Recorre Gozo en buggy privado con tu propio conductor, parando en templos milenarios, pueblos costeros y acantilados espectaculares. Disfruta de comida local fresca en el almuerzo y conoce a los isleños en el camino. Desde tocar las piedras cálidas de Ġgantija hasta probar la sal marina en las salinas de Xwejni, esta excursión te dejará lleno de historias — y quizás un poco quemado por el sol.
Bajamos del ferry en el puerto de Mgarr, con los ojos aún adaptándose a la luz brillante de Gozo, y ahí estaba nuestro conductor saludándonos con una gran sonrisa, como si nos hubiera estado esperando. El buggy parecía mucho más divertido de lo que imaginaba (pensé que haría más ruido). Subimos la primera colina rápidamente, pasando muros de piedra antiguos y un hombre vendiendo tunas desde su camioneta. El aire olía a sal y un poco a polvo, como si el verano se hubiera quedado pegado a todo.
No esperaba que los Templos de Ġgantija transmitieran tanta sensación de antigüedad. Nuestro guía nos contó que son más viejos que Stonehenge.

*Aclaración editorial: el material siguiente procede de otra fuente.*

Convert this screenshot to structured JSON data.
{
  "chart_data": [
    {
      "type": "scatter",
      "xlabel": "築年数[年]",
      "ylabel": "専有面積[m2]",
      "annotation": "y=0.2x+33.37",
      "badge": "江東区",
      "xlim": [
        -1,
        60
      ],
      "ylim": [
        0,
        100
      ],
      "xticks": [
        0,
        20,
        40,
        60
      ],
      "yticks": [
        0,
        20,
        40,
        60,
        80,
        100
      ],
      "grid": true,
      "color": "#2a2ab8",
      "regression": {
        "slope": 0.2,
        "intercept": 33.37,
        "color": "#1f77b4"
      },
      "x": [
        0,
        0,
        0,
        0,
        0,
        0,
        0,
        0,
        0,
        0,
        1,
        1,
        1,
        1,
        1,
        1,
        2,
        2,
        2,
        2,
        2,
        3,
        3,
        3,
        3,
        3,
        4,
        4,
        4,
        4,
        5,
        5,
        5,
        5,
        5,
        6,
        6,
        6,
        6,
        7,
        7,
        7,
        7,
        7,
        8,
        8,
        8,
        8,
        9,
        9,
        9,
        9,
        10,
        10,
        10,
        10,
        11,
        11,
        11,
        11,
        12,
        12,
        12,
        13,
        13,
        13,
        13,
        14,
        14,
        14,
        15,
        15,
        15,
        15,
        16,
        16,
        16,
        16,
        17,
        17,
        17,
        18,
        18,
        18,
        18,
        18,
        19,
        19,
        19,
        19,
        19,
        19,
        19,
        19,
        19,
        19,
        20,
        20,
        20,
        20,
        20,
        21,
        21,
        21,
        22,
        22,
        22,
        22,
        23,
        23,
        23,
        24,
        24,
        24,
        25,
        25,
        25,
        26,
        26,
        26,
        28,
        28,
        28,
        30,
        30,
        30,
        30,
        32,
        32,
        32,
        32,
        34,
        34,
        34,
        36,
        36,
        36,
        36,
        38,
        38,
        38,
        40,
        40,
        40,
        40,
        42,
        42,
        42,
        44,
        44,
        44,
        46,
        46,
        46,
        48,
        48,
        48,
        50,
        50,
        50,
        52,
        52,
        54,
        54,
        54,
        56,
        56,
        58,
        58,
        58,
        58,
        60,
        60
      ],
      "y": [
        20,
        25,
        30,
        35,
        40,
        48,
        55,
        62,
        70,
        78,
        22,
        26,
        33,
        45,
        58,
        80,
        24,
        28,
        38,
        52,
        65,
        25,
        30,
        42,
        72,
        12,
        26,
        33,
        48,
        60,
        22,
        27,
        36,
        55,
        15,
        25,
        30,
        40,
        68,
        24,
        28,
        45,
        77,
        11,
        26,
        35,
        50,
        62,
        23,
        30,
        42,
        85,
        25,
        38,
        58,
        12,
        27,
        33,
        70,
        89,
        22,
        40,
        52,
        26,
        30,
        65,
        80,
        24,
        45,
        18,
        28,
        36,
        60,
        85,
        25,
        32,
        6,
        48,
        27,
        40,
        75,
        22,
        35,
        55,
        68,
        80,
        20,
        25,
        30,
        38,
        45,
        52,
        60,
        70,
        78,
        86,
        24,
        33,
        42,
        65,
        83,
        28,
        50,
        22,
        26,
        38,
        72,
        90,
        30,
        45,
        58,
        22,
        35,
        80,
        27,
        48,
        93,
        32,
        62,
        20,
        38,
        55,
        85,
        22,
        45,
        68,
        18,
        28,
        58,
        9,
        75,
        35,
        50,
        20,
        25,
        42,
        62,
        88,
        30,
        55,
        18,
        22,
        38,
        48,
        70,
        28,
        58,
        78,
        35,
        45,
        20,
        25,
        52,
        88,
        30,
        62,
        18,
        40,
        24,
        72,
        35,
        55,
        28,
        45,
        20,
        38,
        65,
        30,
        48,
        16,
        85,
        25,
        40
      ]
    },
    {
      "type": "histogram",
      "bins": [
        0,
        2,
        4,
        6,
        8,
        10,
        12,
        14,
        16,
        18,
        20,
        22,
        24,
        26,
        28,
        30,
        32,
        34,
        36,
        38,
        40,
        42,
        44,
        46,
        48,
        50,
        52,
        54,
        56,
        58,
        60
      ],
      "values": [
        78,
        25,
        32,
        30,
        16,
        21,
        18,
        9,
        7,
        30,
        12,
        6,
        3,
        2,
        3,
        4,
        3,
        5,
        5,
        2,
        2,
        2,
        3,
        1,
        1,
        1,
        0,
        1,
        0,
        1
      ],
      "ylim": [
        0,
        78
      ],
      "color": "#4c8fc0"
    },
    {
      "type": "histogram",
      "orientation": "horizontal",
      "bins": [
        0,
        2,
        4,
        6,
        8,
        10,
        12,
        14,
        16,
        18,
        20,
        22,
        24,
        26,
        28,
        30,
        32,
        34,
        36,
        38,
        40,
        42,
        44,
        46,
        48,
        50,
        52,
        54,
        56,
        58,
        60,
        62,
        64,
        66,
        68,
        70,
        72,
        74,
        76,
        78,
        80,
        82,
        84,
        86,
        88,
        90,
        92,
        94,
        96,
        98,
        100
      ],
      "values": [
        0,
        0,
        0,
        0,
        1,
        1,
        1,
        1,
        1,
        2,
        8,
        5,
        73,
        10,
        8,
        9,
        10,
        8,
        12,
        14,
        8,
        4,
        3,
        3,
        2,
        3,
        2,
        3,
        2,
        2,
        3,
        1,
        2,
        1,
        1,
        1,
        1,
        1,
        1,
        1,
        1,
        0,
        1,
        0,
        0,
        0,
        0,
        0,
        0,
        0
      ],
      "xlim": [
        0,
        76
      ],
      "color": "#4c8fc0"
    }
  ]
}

Toqué una de esas piedras (probablemente no debería) y estaba caliente por el sol. Hubo un momento en que nadie dijo nada, solo se oían pájaros detrás y esa extraña sensación de estar parado en el pasado de alguien más. Luego seguimos camino, serpenteando por las estrechas calles de Victoria hacia la Ciudadela. La vista desde ahí arriba es impresionante: campos como un mosaico hasta el mar, y casi se me cae la cámara al asomarme por el muro. Ups.
El almuerzo fue en un lugar pequeño cerca de la bahía de Xlendi; pan fresco, tomates que realmente sabían a tomate, pescado pescado esa misma mañana (nuestro conductor juraba que conocía al pescador). Nos reímos con mi intento de hablar maltés — mejor ni me pidas que lo repita — y vimos a gente nadando abajo. Después visitamos el Mar Interior de Dwejra (el agua tan clara que podías ver el fondo) y luego la basílica de Ta’ Pinu, que surgía de la nada con una luz dorada. No dejaba de pensar que cada rincón aquí tiene su propia historia, y siempre alguien señalando su lugar favorito.
La última parada fue la Rotonda de Xewkija — la cúpula parece demasiado grande para el pueblo — y luego los acantilados de Sanap, donde el viento casi me quita el sombrero. En las salinas de Xwejni conocimos a un hombre mayor que iba amontonando cristales; me dejó probar un poco (qué sabor tan intenso en la lengua). Para entonces ya había perdido la noción del tiempo, que quizá es justo como debe ser en Gozo. A veces todavía recuerdo ese silencio en Ġgantija, ¿sabes?
Sí, el almuerzo está incluido durante tu excursión por Gozo.
Sí, los traslados están incluidos; el conductor te espera en el puerto de Mgarr en Gozo.
El recorrido incluye los Templos de Ġgantija, la Ciudadela en Victoria, la bahía de Xlendi, el Mar Interior de Dwejra, la basílica de Ta’ Pinu, la Rotonda de Xewkija, los acantilados de Sanap y las salinas de Xwejni.
Sí, el tour privado en buggy es accesible para personas en silla de ruedas.
Sí, los bebés y niños pequeños pueden ir en cochecito o silla de paseo durante el tour.
Los sitios están bastante cerca; los trayectos entre paradas suelen durar entre 10 y 20 minutos dentro de Gozo.
Sí, contarás con guía y conductor durante todo tu tour privado por Gozo.
Sí, los animales de servicio están permitidos en este tour en buggy.
Tu día incluye recogida en el puerto de Mgarr por el equipo guía-conductor con todo el combustible cubierto; paradas en templos como Ġgantija y iglesias como Ta’ Pinu; tiempo libre en pueblos costeros; entrada a puntos destacados como la Rotonda de Xewkija; además de un almuerzo tradicional antes de regresar — toda la logística organizada para que solo disfrutes el ritmo de Gozo.